Quatrième caractéristique, l'engagement de ces contributeurs sera d'une durée et d'une étendue variable, sans que des cadres préétablis ne viennent fixer de façon claire et partagée les choses. Plus précisément, il est probable que des contrats-cadre de forme multiples émergent pour fixer, dans les grandes lignes mais en conservant toute la souplesse nécessaire, les principes de la collaboration. Chacun composera entre les besoins de l'organisation et son propre système de contraintes.

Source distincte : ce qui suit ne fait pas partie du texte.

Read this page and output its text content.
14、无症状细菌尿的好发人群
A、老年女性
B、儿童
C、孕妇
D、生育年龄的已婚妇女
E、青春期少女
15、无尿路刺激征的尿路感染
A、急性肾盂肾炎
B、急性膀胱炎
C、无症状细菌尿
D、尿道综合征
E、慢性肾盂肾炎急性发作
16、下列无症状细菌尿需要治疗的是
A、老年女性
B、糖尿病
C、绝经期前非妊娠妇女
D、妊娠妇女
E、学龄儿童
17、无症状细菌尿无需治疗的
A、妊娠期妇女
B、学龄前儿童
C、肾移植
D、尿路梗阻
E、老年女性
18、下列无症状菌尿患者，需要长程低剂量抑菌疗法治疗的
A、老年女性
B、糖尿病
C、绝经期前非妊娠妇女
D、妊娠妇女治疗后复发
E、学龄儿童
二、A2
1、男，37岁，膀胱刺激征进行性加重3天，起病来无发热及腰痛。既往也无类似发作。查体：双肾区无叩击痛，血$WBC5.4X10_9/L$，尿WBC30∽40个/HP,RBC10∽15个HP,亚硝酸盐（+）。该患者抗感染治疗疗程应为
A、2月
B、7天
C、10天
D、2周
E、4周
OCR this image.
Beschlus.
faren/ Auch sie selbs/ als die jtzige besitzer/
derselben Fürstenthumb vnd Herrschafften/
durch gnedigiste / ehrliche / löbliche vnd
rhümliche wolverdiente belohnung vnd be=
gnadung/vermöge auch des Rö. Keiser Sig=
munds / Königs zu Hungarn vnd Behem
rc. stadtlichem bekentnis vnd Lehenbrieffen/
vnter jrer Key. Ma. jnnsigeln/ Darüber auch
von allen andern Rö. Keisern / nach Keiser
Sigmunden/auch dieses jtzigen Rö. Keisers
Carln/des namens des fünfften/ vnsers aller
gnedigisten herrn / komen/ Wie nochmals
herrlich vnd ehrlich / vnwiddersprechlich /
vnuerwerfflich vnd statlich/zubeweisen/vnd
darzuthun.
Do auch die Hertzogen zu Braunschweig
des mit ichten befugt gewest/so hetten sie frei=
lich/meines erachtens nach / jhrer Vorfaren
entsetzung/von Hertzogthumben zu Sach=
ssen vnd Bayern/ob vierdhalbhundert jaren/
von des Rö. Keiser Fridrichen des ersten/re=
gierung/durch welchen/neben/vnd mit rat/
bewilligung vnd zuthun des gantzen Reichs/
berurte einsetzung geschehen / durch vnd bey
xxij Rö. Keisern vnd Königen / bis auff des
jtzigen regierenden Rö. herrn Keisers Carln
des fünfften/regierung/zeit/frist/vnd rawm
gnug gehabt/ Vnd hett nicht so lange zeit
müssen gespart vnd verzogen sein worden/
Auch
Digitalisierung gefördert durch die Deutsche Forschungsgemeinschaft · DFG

Cinquième caractéristique enfin, le bénéficiaire du système pourra aussi être son contributeur. C'est même là une caractéristique majeure car elle fonde largement l'engagement, l'aisance et la souplesse nécessaire aux quatre premières caractéristiques. Une impression de « confus » pourra donc naturellement se dégager de ces nouvelles formes de production collective, mais en fait, ces positions se « confondront », voire se co-fonderont. Les sphères privée et publique se recouvreront jusqu'à ne plus avoir beaucoup de sens ni même seulement d'intérêt.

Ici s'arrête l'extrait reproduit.